Lesley Lokko
Johannesburg
Architect, Academic, Novelist
Accra, Johannesburg, London
LESLEY LOKKO is an architect, academic and the author of eight best-selling novels. She studied at the Bartlett School of Architecture and Planning, University College London, graduating in 1995 with a BSc(Arch) and DipArch, before going on to gain her PhD from the University of London in 2007.
She has taught a numerous schools of architecture in the US (Iowa State University and the University of Illinois at Chicago); the UK (Bartlett School of Architecture, Kingston University, London Metropolitan University and the University of Greenwich), as well as South Africa, where she was Visiting African Scholar at the University of Cape Town. She was the Martin Luther King Visiting Professor of Architecture at the University of Michigan and has, since 2004, been Visiting Professor at the University of Westminster. In 2000, she edited White Papers, Black Marks: Race, Culture, Architecture (University of Minnesota Press, 2000) and since then, has ben an on-going contributor to discourses around identity, race, African urbanism and the speculative nature of African architectural space and practice. She was a founding member of ThirdSpace, a UK-based collective that researched the relationship between architecture, globalisation and cultural identity, and was a co-founder of the current MArch programme at the University of Westminster, Architecture, Cultural Identity and Globalisation (MACIG).
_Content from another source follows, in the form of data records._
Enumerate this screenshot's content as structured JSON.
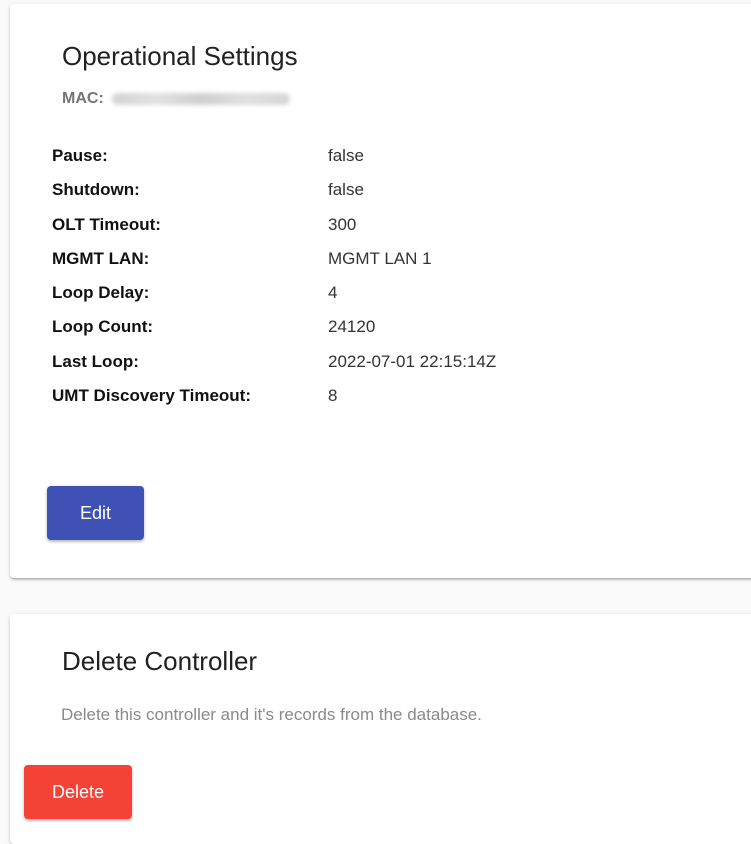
{
  "settings": {
    "title": "Operational Settings",
    "mac_label": "MAC:",
    "properties": [
      {
        "label": "Pause:",
        "value": "false"
      },
      {
        "label": "Shutdown:",
        "value": "false"
      },
      {
        "label": "OLT Timeout:",
        "value": "300"
      },
      {
        "label": "MGMT LAN:",
        "value": "MGMT LAN 1"
      },
      {
        "label": "Loop Delay:",
        "value": "4"
      },
      {
        "label": "Loop Count:",
        "value": "24120"
      },
      {
        "label": "Last Loop:",
        "value": "2022-07-01 22:15:14Z"
      },
      {
        "label": "UMT Discovery Timeout:",
        "value": "8"
      }
    ],
    "edit_label": "Edit"
  },
  "delete": {
    "title": "Delete Controller",
    "description": "Delete this controller and it's records from the database.",
    "button_label": "Delete"
  },
  "colors": {
    "primary": "#3f51b5",
    "danger": "#f44336"
  }
}
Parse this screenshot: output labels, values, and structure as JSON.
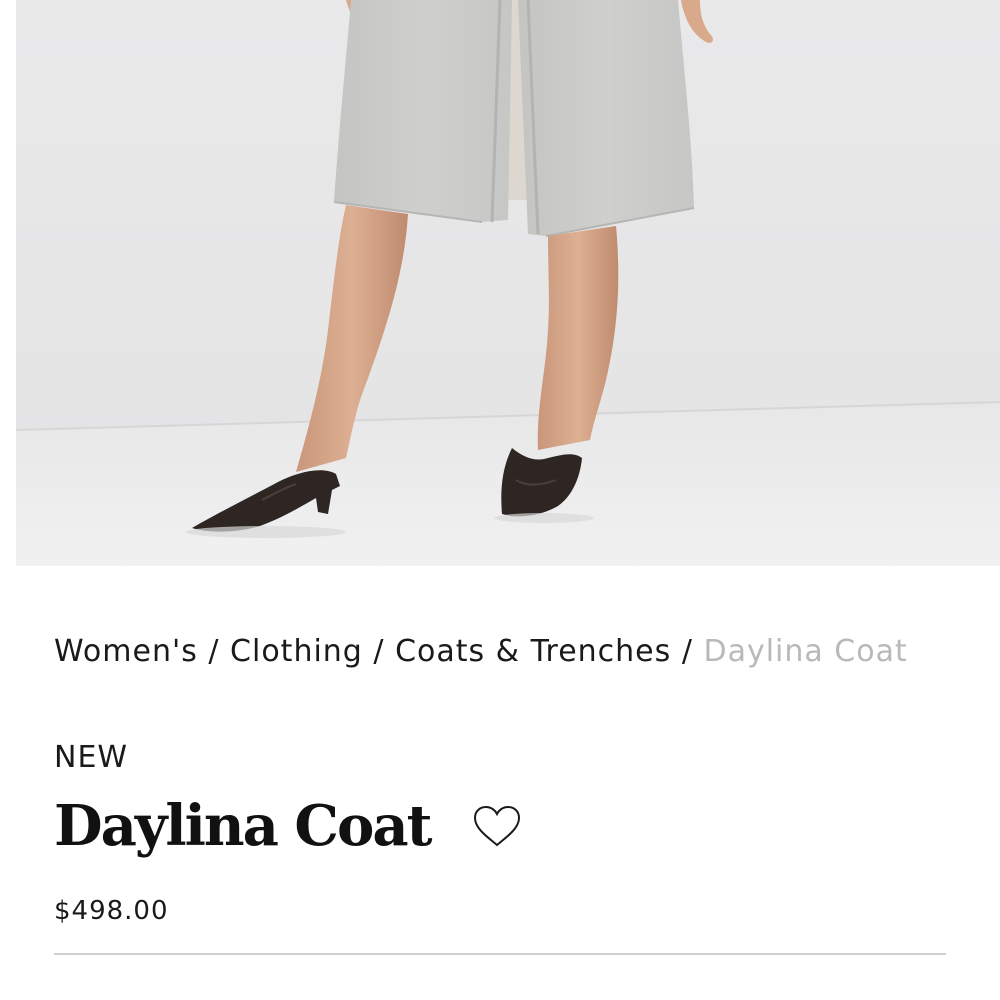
{
  "hero_image": {
    "icon": "product-photo",
    "alt": "Daylina Coat"
  },
  "breadcrumb": {
    "items": [
      "Women's",
      "Clothing",
      "Coats & Trenches"
    ],
    "separator": "/",
    "current": "Daylina Coat"
  },
  "product": {
    "badge": "NEW",
    "name": "Daylina Coat",
    "price": "$498.00",
    "wishlist_icon": "heart-outline-icon"
  },
  "colors": {
    "text": "#1a1a1a",
    "breadcrumb_current": "#b9b9b9",
    "divider": "#cfcfcf"
  }
}
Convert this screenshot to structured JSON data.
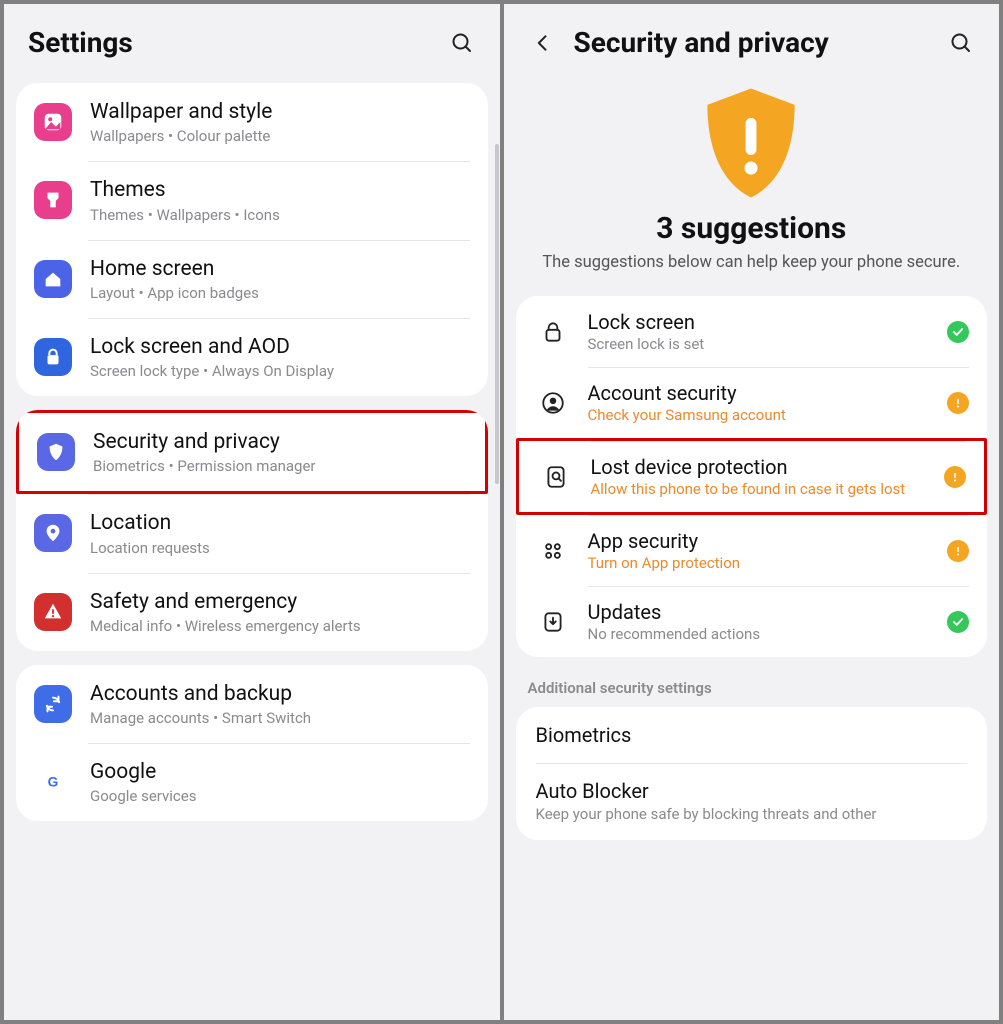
{
  "left": {
    "title": "Settings",
    "groups": [
      {
        "items": [
          {
            "icon": "wallpaper",
            "color": "#e83e8c",
            "title": "Wallpaper and style",
            "sub": "Wallpapers  •  Colour palette"
          },
          {
            "icon": "themes",
            "color": "#e83e8c",
            "title": "Themes",
            "sub": "Themes  •  Wallpapers  •  Icons"
          },
          {
            "icon": "home",
            "color": "#4b63e6",
            "title": "Home screen",
            "sub": "Layout  •  App icon badges"
          },
          {
            "icon": "lock",
            "color": "#2f66e0",
            "title": "Lock screen and AOD",
            "sub": "Screen lock type  •  Always On Display"
          }
        ]
      },
      {
        "items": [
          {
            "icon": "shield",
            "color": "#5a68e6",
            "title": "Security and privacy",
            "sub": "Biometrics  •  Permission manager",
            "highlight": true
          },
          {
            "icon": "location",
            "color": "#5a68e6",
            "title": "Location",
            "sub": "Location requests"
          },
          {
            "icon": "emergency",
            "color": "#d22f2f",
            "title": "Safety and emergency",
            "sub": "Medical info  •  Wireless emergency alerts"
          }
        ]
      },
      {
        "items": [
          {
            "icon": "sync",
            "color": "#3f6de8",
            "title": "Accounts and backup",
            "sub": "Manage accounts  •  Smart Switch"
          },
          {
            "icon": "google",
            "color": "#ffffff",
            "title": "Google",
            "sub": "Google services"
          }
        ]
      }
    ]
  },
  "right": {
    "title": "Security and privacy",
    "hero_title": "3 suggestions",
    "hero_sub": "The suggestions below can help keep your phone secure.",
    "statuses": [
      {
        "icon": "padlock",
        "title": "Lock screen",
        "sub": "Screen lock is set",
        "subcolor": "gray",
        "dot": "green"
      },
      {
        "icon": "account",
        "title": "Account security",
        "sub": "Check your Samsung account",
        "subcolor": "orange",
        "dot": "orange"
      },
      {
        "icon": "find",
        "title": "Lost device protection",
        "sub": "Allow this phone to be found in case it gets lost",
        "subcolor": "orange",
        "dot": "orange",
        "highlight": true
      },
      {
        "icon": "apps",
        "title": "App security",
        "sub": "Turn on App protection",
        "subcolor": "orange",
        "dot": "orange"
      },
      {
        "icon": "updates",
        "title": "Updates",
        "sub": "No recommended actions",
        "subcolor": "gray",
        "dot": "green"
      }
    ],
    "section_label": "Additional security settings",
    "extras": [
      {
        "title": "Biometrics",
        "sub": ""
      },
      {
        "title": "Auto Blocker",
        "sub": "Keep your phone safe by blocking threats and other"
      }
    ]
  }
}
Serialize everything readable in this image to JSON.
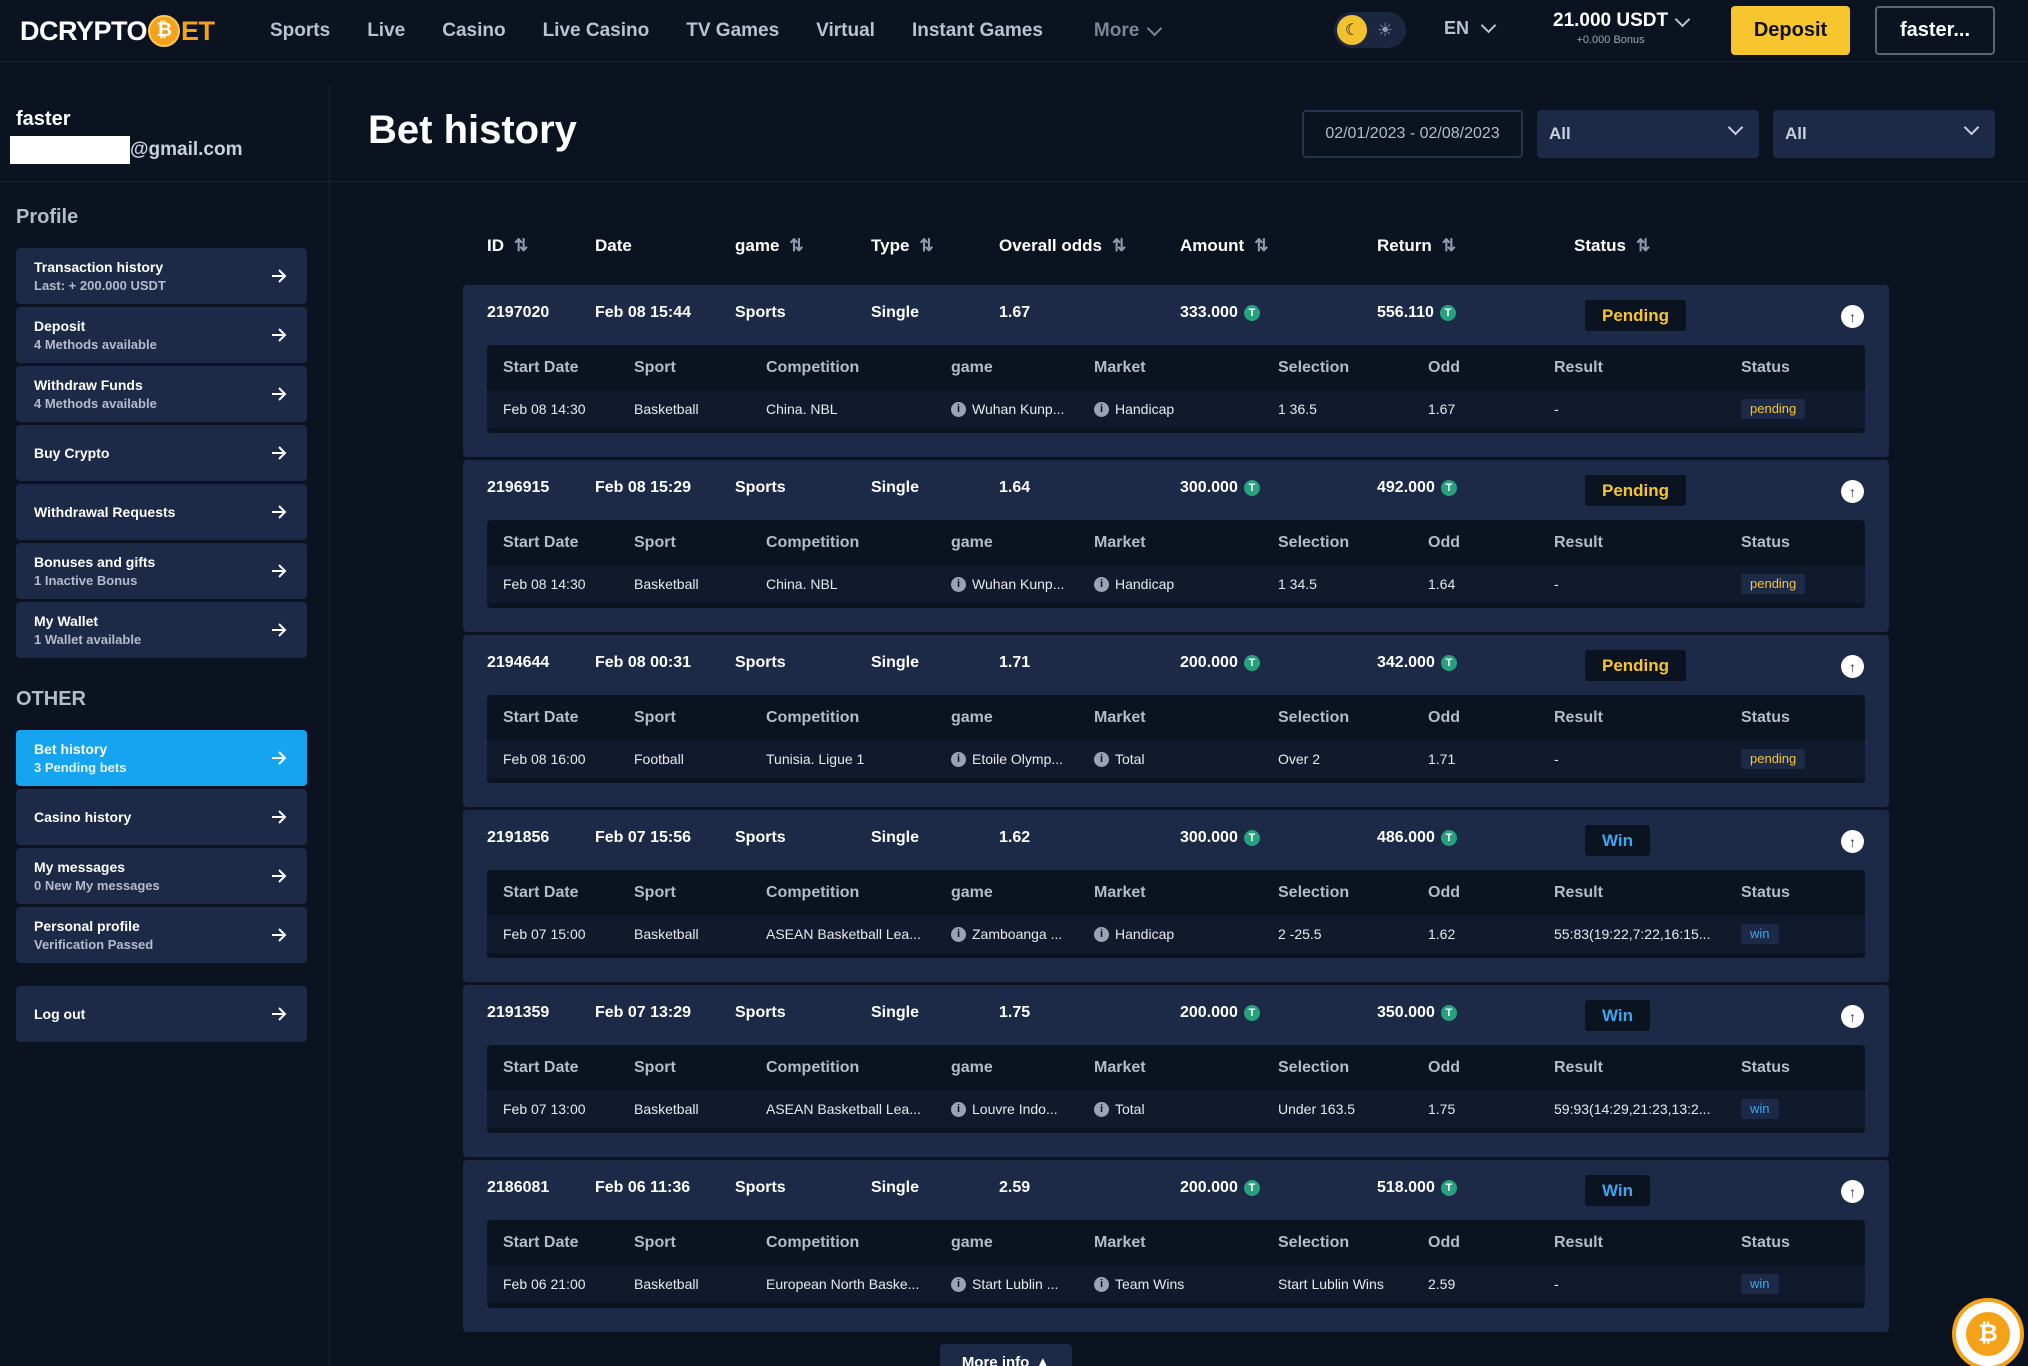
{
  "header": {
    "logo": {
      "part1": "D",
      "part2": "CRYPTO",
      "coin": "₿",
      "part3": "ET"
    },
    "nav": [
      "Sports",
      "Live",
      "Casino",
      "Live Casino",
      "TV Games",
      "Virtual",
      "Instant Games"
    ],
    "more_label": "More",
    "theme_icons": {
      "moon": "☾",
      "sun": "☀"
    },
    "language": "EN",
    "balance": "21.000 USDT",
    "bonus": "+0.000 Bonus",
    "deposit_label": "Deposit",
    "user_label": "faster..."
  },
  "sidebar": {
    "username": "faster",
    "email_suffix": "@gmail.com",
    "profile_title": "Profile",
    "profile_items": [
      {
        "title": "Transaction history",
        "sub": "Last: + 200.000 USDT"
      },
      {
        "title": "Deposit",
        "sub": "4 Methods available"
      },
      {
        "title": "Withdraw Funds",
        "sub": "4 Methods available"
      },
      {
        "title": "Buy Crypto",
        "sub": ""
      },
      {
        "title": "Withdrawal Requests",
        "sub": ""
      },
      {
        "title": "Bonuses and gifts",
        "sub": "1 Inactive Bonus"
      },
      {
        "title": "My Wallet",
        "sub": "1 Wallet available"
      }
    ],
    "other_title": "OTHER",
    "other_items": [
      {
        "title": "Bet history",
        "sub": "3 Pending bets",
        "active": true
      },
      {
        "title": "Casino history",
        "sub": ""
      },
      {
        "title": "My messages",
        "sub": "0 New My messages"
      },
      {
        "title": "Personal profile",
        "sub": "Verification Passed"
      }
    ],
    "logout": "Log out"
  },
  "main": {
    "title": "Bet history",
    "date_range": "02/01/2023 - 02/08/2023",
    "filter1": "All",
    "filter2": "All",
    "columns": [
      "ID",
      "Date",
      "game",
      "Type",
      "Overall odds",
      "Amount",
      "Return",
      "Status"
    ],
    "sort_icon": "⇅",
    "currency_icon": "T",
    "detail_columns": [
      "Start Date",
      "Sport",
      "Competition",
      "game",
      "Market",
      "Selection",
      "Odd",
      "Result",
      "Status"
    ],
    "bets": [
      {
        "id": "2197020",
        "date": "Feb 08 15:44",
        "game": "Sports",
        "type": "Single",
        "odds": "1.67",
        "amount": "333.000",
        "return": "556.110",
        "status": "Pending",
        "status_kind": "pending",
        "detail": {
          "start": "Feb 08 14:30",
          "sport": "Basketball",
          "competition": "China. NBL",
          "game": "Wuhan Kunp...",
          "market": "Handicap",
          "selection": "1 36.5",
          "odd": "1.67",
          "result": "-",
          "status": "pending"
        }
      },
      {
        "id": "2196915",
        "date": "Feb 08 15:29",
        "game": "Sports",
        "type": "Single",
        "odds": "1.64",
        "amount": "300.000",
        "return": "492.000",
        "status": "Pending",
        "status_kind": "pending",
        "detail": {
          "start": "Feb 08 14:30",
          "sport": "Basketball",
          "competition": "China. NBL",
          "game": "Wuhan Kunp...",
          "market": "Handicap",
          "selection": "1 34.5",
          "odd": "1.64",
          "result": "-",
          "status": "pending"
        }
      },
      {
        "id": "2194644",
        "date": "Feb 08 00:31",
        "game": "Sports",
        "type": "Single",
        "odds": "1.71",
        "amount": "200.000",
        "return": "342.000",
        "status": "Pending",
        "status_kind": "pending",
        "detail": {
          "start": "Feb 08 16:00",
          "sport": "Football",
          "competition": "Tunisia. Ligue 1",
          "game": "Etoile Olymp...",
          "market": "Total",
          "selection": "Over 2",
          "odd": "1.71",
          "result": "-",
          "status": "pending"
        }
      },
      {
        "id": "2191856",
        "date": "Feb 07 15:56",
        "game": "Sports",
        "type": "Single",
        "odds": "1.62",
        "amount": "300.000",
        "return": "486.000",
        "status": "Win",
        "status_kind": "win",
        "detail": {
          "start": "Feb 07 15:00",
          "sport": "Basketball",
          "competition": "ASEAN Basketball Lea...",
          "game": "Zamboanga ...",
          "market": "Handicap",
          "selection": "2 -25.5",
          "odd": "1.62",
          "result": "55:83(19:22,7:22,16:15...",
          "status": "win"
        }
      },
      {
        "id": "2191359",
        "date": "Feb 07 13:29",
        "game": "Sports",
        "type": "Single",
        "odds": "1.75",
        "amount": "200.000",
        "return": "350.000",
        "status": "Win",
        "status_kind": "win",
        "detail": {
          "start": "Feb 07 13:00",
          "sport": "Basketball",
          "competition": "ASEAN Basketball Lea...",
          "game": "Louvre Indo...",
          "market": "Total",
          "selection": "Under 163.5",
          "odd": "1.75",
          "result": "59:93(14:29,21:23,13:2...",
          "status": "win"
        }
      },
      {
        "id": "2186081",
        "date": "Feb 06 11:36",
        "game": "Sports",
        "type": "Single",
        "odds": "2.59",
        "amount": "200.000",
        "return": "518.000",
        "status": "Win",
        "status_kind": "win",
        "detail": {
          "start": "Feb 06 21:00",
          "sport": "Basketball",
          "competition": "European North Baske...",
          "game": "Start Lublin ...",
          "market": "Team Wins",
          "selection": "Start Lublin Wins",
          "odd": "2.59",
          "result": "-",
          "status": "win"
        }
      }
    ],
    "more_info": "More info"
  },
  "colors": {
    "accent_yellow": "#f7c62f",
    "accent_blue": "#16a3f0",
    "win_blue": "#39a8f0",
    "panel": "#1c2a48",
    "bg": "#0b1220"
  }
}
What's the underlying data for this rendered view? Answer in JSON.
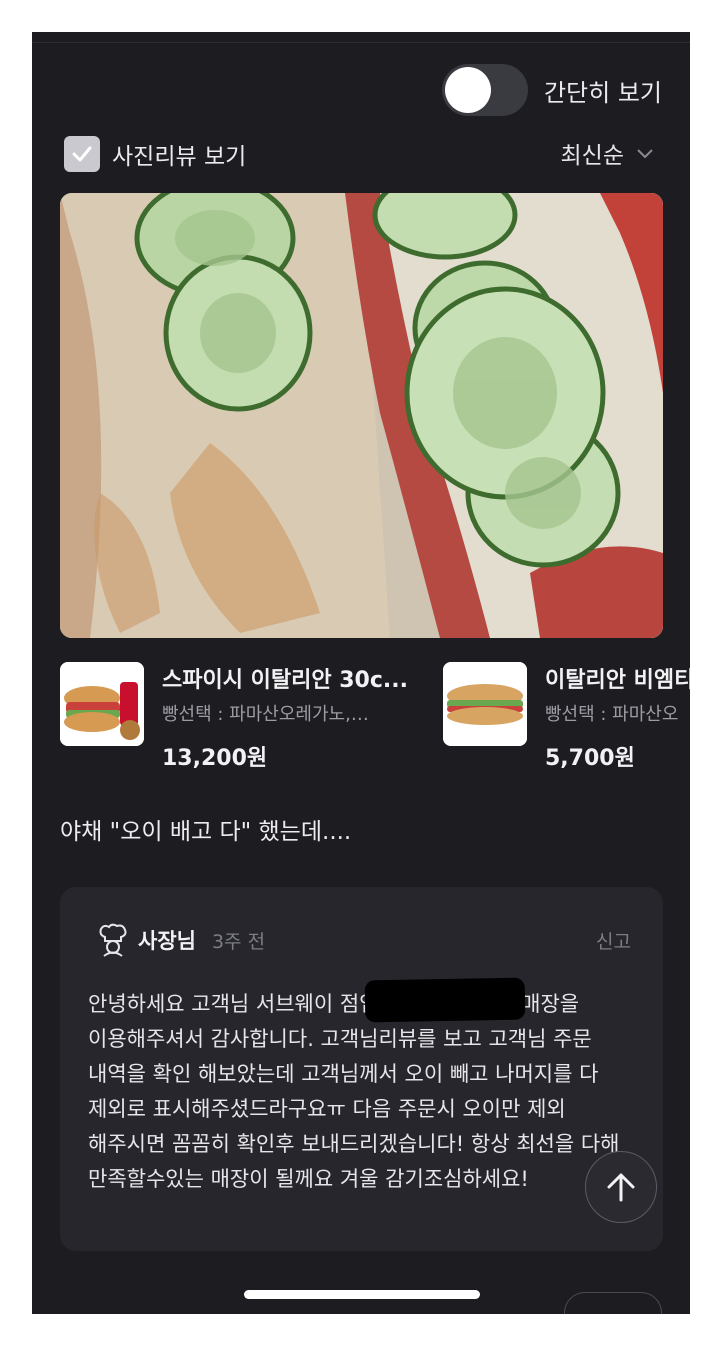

She is an active participant in the UCT-funded Centre for the Study of African Cities, and is a regular juror at international competitions and symposia, most recently at EUROPAN (Vienna 2009); Blueprints of Paradise (Amsterdam 2012) and ArchiPRIX International (Moscow 2013).
In 2004, she made the successful transition from academic to novelist with the publication of her first novel, Sundowners (Orion 2004), a UK-Guardian top forty best-seller, and has since then followed with eight further best-sellers, which have been translated in fifteen languages. For over a decade, she has juggled two very different careers simultaneously, though not always smoothly.